Бывало, что Анна Ефимовна вот так, заочно, лечила заболевшую собаку или кота:
— Главное же — своевременное питание. И ритм. Ритм. В питании это все. Для животного, я вам скажу, это имеет не меньшее значение, чем для людей…
Пока Анна Ефимовна разговаривала, Запукина успевала вся известись.
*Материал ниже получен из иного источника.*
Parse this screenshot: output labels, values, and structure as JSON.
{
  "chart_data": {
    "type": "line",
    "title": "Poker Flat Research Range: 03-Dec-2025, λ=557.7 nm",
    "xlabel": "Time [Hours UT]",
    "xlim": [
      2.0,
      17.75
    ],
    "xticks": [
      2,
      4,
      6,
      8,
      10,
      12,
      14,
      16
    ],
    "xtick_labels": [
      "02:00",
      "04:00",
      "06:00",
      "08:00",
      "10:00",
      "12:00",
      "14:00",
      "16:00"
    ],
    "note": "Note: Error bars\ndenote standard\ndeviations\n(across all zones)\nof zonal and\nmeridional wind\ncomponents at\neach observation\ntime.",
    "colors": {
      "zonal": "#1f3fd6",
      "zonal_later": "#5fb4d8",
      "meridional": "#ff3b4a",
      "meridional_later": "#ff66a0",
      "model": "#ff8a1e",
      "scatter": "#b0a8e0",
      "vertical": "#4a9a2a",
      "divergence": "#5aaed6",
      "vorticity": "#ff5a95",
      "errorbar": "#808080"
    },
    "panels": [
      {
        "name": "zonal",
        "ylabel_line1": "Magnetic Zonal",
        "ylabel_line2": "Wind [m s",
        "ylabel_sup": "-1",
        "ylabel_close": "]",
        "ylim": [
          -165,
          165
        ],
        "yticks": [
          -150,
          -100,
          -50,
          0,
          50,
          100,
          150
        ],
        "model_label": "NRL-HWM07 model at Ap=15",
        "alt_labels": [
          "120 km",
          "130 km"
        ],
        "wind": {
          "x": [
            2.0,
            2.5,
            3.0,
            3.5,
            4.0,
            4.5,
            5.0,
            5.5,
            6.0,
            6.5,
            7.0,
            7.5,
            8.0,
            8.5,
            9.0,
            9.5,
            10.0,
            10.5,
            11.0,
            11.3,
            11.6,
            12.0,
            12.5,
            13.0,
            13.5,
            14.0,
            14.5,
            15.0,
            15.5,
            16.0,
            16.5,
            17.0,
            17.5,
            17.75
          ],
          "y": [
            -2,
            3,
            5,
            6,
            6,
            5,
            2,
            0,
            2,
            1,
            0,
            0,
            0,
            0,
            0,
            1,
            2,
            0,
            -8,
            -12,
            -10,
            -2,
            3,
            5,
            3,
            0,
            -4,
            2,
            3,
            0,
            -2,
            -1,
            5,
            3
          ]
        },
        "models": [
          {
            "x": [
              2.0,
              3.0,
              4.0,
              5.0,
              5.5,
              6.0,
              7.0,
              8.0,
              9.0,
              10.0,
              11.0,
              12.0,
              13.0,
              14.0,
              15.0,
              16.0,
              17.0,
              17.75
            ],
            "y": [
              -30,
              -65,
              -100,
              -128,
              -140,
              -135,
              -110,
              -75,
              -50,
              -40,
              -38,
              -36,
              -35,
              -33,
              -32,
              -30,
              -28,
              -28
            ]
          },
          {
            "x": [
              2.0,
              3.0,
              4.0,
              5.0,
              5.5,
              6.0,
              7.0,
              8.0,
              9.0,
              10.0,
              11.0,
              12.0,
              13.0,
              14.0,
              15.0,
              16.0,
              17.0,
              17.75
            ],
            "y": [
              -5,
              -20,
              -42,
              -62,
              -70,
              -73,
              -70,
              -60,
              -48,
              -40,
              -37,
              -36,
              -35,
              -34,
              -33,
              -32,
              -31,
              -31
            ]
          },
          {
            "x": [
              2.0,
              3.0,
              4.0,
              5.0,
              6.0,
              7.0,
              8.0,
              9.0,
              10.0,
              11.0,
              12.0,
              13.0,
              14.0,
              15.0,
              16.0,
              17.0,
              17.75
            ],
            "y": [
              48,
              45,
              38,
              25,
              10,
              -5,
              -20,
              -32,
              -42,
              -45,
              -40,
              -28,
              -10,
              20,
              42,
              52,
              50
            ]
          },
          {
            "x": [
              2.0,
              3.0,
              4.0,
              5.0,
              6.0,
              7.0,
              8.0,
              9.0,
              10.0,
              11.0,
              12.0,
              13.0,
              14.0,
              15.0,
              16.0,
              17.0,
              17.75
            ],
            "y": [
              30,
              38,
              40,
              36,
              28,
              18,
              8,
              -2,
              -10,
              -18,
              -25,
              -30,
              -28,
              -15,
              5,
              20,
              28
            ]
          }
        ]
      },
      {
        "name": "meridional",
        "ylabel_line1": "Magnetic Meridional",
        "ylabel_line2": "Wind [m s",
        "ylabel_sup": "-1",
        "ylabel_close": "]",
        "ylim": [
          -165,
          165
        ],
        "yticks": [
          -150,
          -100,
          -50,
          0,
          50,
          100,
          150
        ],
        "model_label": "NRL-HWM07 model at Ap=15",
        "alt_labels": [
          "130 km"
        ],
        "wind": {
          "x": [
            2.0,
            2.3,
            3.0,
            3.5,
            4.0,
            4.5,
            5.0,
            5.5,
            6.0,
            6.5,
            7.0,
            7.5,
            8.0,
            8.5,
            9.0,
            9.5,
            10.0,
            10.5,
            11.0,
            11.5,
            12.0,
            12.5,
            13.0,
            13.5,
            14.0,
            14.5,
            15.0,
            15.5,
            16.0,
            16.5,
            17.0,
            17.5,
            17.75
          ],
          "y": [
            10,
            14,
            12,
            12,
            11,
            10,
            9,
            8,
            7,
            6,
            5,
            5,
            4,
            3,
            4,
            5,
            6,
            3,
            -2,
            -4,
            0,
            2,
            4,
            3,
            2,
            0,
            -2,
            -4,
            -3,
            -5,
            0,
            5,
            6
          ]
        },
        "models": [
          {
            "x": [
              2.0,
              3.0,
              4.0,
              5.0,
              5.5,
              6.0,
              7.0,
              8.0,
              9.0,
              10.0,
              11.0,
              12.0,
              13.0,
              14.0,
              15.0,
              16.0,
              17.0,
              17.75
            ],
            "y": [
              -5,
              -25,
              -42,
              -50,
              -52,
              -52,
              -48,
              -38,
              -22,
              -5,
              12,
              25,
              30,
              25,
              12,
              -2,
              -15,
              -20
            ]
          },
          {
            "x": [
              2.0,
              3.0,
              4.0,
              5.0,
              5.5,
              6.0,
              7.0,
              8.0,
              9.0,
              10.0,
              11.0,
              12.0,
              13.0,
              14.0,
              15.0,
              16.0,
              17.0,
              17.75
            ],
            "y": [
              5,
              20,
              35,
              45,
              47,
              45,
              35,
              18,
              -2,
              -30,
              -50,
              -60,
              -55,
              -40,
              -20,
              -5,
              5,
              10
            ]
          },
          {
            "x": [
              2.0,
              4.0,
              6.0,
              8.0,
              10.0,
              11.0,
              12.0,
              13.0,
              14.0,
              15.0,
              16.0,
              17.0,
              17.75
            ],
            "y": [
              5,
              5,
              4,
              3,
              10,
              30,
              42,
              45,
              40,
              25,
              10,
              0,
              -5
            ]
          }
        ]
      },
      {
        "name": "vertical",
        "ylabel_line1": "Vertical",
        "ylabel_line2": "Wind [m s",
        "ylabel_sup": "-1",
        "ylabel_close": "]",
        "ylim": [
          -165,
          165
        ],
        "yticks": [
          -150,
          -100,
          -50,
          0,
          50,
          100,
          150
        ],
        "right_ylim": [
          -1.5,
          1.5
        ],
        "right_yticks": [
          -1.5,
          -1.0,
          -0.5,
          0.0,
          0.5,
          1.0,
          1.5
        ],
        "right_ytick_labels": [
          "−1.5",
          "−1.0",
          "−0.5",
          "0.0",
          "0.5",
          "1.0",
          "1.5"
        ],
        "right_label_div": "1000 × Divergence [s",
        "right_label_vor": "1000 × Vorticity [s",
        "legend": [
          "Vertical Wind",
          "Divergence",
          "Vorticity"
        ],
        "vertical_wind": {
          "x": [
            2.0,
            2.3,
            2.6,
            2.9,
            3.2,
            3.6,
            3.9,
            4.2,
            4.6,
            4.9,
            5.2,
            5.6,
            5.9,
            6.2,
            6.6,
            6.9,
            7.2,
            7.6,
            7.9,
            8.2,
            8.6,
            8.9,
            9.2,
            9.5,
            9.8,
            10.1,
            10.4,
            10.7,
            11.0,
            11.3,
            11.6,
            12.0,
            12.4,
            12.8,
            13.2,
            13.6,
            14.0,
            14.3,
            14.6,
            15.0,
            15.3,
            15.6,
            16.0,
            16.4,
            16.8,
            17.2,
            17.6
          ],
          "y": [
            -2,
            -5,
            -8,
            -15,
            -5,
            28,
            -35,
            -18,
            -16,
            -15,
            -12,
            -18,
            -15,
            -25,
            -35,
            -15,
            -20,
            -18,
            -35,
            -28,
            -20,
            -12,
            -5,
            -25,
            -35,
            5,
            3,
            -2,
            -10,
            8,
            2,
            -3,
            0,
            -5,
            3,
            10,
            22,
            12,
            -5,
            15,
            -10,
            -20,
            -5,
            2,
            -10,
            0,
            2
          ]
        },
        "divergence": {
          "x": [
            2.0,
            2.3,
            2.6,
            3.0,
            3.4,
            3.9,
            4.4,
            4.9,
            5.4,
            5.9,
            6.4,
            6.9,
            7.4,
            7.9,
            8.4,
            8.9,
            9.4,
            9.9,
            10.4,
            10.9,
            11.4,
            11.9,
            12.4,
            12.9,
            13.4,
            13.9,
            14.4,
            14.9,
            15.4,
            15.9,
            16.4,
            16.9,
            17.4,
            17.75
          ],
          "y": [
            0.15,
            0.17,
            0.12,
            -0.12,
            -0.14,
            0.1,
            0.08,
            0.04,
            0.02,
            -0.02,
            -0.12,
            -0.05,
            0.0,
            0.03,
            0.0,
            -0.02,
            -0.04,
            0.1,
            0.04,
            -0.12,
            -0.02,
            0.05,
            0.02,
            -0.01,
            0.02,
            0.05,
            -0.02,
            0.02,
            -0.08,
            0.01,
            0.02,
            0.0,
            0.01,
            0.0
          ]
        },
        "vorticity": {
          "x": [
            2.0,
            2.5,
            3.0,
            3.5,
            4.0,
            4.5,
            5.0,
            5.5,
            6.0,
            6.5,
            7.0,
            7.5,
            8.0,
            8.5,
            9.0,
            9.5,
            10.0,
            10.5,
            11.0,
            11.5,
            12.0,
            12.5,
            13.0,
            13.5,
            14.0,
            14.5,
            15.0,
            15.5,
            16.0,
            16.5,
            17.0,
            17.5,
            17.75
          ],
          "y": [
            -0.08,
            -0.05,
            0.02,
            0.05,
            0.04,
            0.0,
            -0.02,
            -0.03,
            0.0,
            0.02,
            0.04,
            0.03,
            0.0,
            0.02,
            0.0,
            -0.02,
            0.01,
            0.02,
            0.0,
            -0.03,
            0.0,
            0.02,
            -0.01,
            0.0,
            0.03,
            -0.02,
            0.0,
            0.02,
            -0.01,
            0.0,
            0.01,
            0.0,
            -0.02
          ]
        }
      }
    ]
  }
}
То и дело она вскакивала, подходила к двери и выглядывала в коридор, крутила свои толстые пальцы с широкими ногтями, вымазанными багровым лаком, приглаживала волосы, от чего они назло ей становились дыбом. Кстати, волосы Запукина постоянно перекрашивала в новый цвет. То она была ослепительной блондинкой, то появлялась огненно-рыжая, то какая-то фиолетовая, то черная, как цыганка, но больше всего я помню ее все-таки с волосами цвета соломы, темными у корней. И вот, взъерошив волосы, Запукина металась по нашей комнате и причитала:
— Ну что же это, Господи, ну как же так можно? Я не знаю… — И наконец, со слезами в голосе выкрикнув, что Анне Ефимовне животные дороже человека, она бросалась к двери и выбегала вон. Дверь хлопала.
— Чего она? Ненормальная, да? — спросил я у теток, когда Запукина таким образом покинула нас впервые.
Тетя Калерия сказала только, что называть Веру ненормальной — несправедливо и грубо, а тетя Ина жалостливо пояснила, что Вера беспокоится: Анна Ефимовна долго занимает телефон, а ей могут как раз в это время позвонить.
— Но ей же никогда никто не звонит, — удивился я.
Тетки промолчали.
Однажды Запукина вошла, торжественная, и молча положила перед тетей Иной и тетей Калерией фотографию невзрачного пожилого мужчины. По-видимому, это и был ОН, которому она все звонила, а он не звонил. Под фотографией имелась надпись тушью: «СТОГОВ МИХАИЛ ТЕРЕНТЬЕВИЧ, НАЧАЛЬНИК УЧАСТКА».
— Интересный, — с сомнением в голосе сказала тетя Калерия.